WHAT IS GOING ON IN THE STOCK MARKET THIS MORNING
Albemarle Corp (ALB) Shares are higher by +4.98% in the premarket after the company announced that it beat EPS estimates by +63.48%. The company increased its full-year guidance beyond analysts’ targets. The company attributes the positive guidance and past quarter beat to rising energy storage prices. Dividend yield: 0.78%. Potential average analyst target upside: +30.6%.
QUALCOMM Inc (QCOM) shares are lower by -8.33% in the premarket after it missed Revenue estimates last quarter. The company’s current quarter guidance was soft leaving analysts concerned that mobile handset recovery is slow as demand remains tepid. The news prompted some downgrades and downward target adjustments. Dividend yield: 2.47%. Potential average analyst target upside: +7.5%.
Also, this morning: Entegris, Cigna Group, Planet Fitness, Becton Dickinson, Regeneron, First Citizens BancShares, Lantheus, Apollo Global Management, Tempur Sealy, and Cheniere Energy all beat on EPS and Revenues while Spirit Airlines, Air Products, Ball Corp Hasbro, ConoccoPhillips, and The Southern Co came up short.
YESTERDAY’S MARKETS
Stocks fell yesterday under the weight of a strong employment report, a Fitch Ratings downgrade, and rising bond yields. The S&P500 Index slid by -1.28%, the Dow Jones Industrial Average fell by -0.98%, the Nasdaq Composite Index dropped by -2.17%, and the Russell 2000 Index declined by -1.37%. Bonds fell and 10-year Treasury Note yields gained +5 basis points to 4.07%. Cryptos gave up -1.03% and Bitcoin lost -0.32%. The S&P ESG Index lost -1.46%.
NEXT UP
- Initial Jobless Claims (July 29) is expected to come in at 225k after 221k new claims were filed in the prior week.

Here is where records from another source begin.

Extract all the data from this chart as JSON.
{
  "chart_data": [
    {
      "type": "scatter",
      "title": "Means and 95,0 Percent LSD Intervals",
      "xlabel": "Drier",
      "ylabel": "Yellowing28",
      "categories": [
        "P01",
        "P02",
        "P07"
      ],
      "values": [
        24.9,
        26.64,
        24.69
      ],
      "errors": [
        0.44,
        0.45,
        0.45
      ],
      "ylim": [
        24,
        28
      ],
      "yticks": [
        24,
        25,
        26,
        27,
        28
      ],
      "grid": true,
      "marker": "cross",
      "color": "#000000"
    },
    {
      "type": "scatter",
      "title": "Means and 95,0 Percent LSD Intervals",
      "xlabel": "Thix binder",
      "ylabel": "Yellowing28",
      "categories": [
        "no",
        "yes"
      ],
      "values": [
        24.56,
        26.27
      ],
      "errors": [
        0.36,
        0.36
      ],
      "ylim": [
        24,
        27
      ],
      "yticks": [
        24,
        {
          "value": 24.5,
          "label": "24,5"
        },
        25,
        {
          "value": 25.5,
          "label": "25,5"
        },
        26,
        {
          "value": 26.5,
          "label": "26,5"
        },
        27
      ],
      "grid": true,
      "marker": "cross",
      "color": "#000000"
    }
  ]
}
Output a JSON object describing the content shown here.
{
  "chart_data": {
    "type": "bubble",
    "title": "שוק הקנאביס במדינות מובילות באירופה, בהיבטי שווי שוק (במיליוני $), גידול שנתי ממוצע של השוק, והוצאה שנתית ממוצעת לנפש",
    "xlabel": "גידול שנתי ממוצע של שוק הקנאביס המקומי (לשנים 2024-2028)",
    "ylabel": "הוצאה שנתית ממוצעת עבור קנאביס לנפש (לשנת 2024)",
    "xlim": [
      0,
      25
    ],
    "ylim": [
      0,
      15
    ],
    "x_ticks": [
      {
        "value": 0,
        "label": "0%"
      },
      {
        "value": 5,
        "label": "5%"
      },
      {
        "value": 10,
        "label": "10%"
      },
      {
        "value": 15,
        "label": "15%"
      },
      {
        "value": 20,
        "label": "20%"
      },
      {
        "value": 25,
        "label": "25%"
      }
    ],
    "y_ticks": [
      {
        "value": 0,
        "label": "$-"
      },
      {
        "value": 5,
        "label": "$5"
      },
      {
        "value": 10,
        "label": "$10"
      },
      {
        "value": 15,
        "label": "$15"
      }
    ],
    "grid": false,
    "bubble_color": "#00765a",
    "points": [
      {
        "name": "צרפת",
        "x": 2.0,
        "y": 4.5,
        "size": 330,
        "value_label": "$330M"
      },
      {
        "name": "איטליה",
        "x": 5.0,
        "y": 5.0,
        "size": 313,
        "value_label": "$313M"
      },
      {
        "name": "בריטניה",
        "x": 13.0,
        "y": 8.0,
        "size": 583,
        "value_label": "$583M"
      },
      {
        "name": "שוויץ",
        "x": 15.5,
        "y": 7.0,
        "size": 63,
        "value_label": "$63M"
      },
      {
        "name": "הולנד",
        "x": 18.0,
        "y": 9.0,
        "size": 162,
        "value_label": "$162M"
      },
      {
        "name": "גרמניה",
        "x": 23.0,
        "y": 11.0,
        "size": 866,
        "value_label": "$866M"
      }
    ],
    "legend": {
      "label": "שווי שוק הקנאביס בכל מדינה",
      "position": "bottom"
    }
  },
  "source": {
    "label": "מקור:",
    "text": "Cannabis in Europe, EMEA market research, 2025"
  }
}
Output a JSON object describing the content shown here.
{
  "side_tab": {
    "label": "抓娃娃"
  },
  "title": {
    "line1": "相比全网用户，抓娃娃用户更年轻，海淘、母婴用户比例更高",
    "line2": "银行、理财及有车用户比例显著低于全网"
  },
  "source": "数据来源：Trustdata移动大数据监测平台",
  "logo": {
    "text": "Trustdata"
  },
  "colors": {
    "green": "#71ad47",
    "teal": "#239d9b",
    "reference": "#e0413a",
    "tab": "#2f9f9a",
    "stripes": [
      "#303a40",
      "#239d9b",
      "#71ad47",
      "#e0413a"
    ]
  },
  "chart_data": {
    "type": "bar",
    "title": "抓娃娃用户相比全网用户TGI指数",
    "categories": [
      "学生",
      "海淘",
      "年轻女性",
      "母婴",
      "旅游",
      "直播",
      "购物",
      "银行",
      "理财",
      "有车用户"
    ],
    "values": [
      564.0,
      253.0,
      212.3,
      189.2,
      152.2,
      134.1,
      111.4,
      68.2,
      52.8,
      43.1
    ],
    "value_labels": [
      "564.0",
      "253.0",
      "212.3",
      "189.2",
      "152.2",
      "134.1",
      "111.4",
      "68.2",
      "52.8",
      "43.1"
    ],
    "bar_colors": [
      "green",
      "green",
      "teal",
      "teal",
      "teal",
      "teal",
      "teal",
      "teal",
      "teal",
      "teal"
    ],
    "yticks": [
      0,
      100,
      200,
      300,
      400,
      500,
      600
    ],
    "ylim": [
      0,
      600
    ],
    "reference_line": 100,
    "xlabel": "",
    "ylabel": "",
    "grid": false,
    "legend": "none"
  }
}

- S&P Global US Services PMI (July) is expected to come in at 52.4 in line with flash estimates.
- Factory Orders (June) are expected to have risen by +2.3% after climbing by +0.3% in May.
- ISM Services Index (July) may have slipped to 53.0 from 53.9.
- After the closing bell earnings: Stryker, Block, EOG Resources, Coteva, Bio-Rad, Fortinet, DraftKings, Coinbase, Gilead Sciences, Extra Space Storage, Cloudflare, ResMed, Apple, Amgen, Microchip Technology, Amazon, Redfin, Airbnb, and Motorola Solutions.